As I read her words I found myself checking off the list of places I’ve been guilty of over correcting the way we drive this thing. I felt my own heart saying “Hey Jem, why don’t you stay in your own lane?” After all, my losses don’t look like yours so why should I assume you heal the way I do?

My friend shared this morning how her healthy daughter was born the same month a cousin had a stillbirth. Everyone tiptoed around the grieving mother until she spoke up and said “Is somebody going to let me hold that baby?” She needed to hold the joy in her arms and taste the healing for her own soul. Everyone’s projection of feelings almost kept her from a moment she wanted so desperately.

A couple of weeks before my wedding my brother passed away.

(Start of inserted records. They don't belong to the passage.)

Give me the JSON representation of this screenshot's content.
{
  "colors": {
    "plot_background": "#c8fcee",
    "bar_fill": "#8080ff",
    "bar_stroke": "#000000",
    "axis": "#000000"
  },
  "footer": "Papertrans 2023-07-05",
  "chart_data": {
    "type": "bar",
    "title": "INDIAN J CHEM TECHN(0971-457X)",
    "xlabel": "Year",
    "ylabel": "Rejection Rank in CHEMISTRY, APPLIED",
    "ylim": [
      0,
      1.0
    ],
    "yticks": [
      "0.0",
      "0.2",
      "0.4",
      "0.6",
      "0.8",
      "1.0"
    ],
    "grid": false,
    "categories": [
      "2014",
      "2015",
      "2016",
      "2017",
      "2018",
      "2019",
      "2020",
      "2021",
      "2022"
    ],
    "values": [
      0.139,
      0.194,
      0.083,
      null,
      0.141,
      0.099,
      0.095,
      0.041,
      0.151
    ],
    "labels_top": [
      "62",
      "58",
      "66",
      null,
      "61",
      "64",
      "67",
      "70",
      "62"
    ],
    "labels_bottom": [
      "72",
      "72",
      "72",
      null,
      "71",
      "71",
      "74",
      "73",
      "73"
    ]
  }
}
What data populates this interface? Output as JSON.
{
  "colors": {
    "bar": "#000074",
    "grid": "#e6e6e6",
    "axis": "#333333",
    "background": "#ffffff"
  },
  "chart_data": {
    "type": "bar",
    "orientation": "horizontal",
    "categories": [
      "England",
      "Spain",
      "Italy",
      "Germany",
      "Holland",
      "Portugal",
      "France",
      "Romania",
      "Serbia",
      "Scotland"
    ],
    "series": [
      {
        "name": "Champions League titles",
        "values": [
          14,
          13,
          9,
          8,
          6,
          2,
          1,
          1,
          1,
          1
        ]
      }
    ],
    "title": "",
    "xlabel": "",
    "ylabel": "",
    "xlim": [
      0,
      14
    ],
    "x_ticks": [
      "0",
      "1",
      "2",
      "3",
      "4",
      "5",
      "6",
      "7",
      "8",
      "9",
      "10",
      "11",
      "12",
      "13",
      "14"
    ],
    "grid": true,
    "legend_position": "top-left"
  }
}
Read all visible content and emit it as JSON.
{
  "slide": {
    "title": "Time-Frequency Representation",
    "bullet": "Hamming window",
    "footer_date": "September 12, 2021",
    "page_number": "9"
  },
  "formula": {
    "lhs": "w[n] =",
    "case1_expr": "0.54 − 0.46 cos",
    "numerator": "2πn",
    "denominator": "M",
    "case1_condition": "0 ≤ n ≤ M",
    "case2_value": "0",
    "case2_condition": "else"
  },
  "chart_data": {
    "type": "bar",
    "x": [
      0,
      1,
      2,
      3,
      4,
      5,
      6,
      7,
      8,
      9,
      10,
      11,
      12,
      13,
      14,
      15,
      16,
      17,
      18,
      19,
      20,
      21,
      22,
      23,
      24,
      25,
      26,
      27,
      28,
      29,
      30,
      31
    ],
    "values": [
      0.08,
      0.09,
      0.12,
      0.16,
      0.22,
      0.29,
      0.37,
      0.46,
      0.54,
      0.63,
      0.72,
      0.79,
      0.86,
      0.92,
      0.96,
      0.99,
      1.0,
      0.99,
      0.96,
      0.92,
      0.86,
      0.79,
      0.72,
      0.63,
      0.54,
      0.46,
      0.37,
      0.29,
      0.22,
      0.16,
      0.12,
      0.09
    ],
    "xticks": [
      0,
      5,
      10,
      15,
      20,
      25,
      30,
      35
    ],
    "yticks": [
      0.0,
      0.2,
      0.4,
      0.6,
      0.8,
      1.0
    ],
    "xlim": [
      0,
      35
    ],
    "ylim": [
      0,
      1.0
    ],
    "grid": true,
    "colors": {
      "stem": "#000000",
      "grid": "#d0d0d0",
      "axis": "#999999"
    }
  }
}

It was unexpected but my brother had told my dad that morning that no matter what, “…don’t let anything stop that wedding”.

There were family members who believed it was disrespectful for us to move on with our plans. They didn’t speak of it until years later but I believe it would have dishonored Glen’s memory to cancel.

What my brother understood was this, you can have more than one emotion at a time. You can grieve in the deepest part of your soul while sharing an ocean of joy at the very same time. Marrying the man I dearly love did not in any way negate the adoration I have for my brother. What it did was give me hope and strength to navigate the painful loss in my heart.

I guess I have felt like a bit of a hypocrite when it comes to celebrating certain events. A part of me had wanted to reign in the party in order to honor those whose longing has not been fulfilled. I never wanted to be one of those women in the bible who paraded their gift of children in front of the barren woman.

What I don’t want to do now is to downplay the beauty of the gift I have in front of me. When I was paying monthly visits to the infertility specialist I was reminded by a pregnant friend that she didn’t want to be pregnant. Somehow she thought that would make me feel better about it, I can assure you it didn’t. I also didn’t want to join the line of people rubbing her growing belly, I wasn’t ready for that either.

Today I’m landing in the field of keeping space for those who are hurting. Acknowledging the ache without being dishonest about the gift I hold in my own life seems to be a better way for honor to be shared.

I’ll not hide the beauty that is being a mother. I won’t make it look like it’s less than it is because that causes more wounds than it avoids. I won’t assume that I know more than I do about how to navigate the heartache of others either.

I will purpose to do justly, love mercy and walk humbly with my God.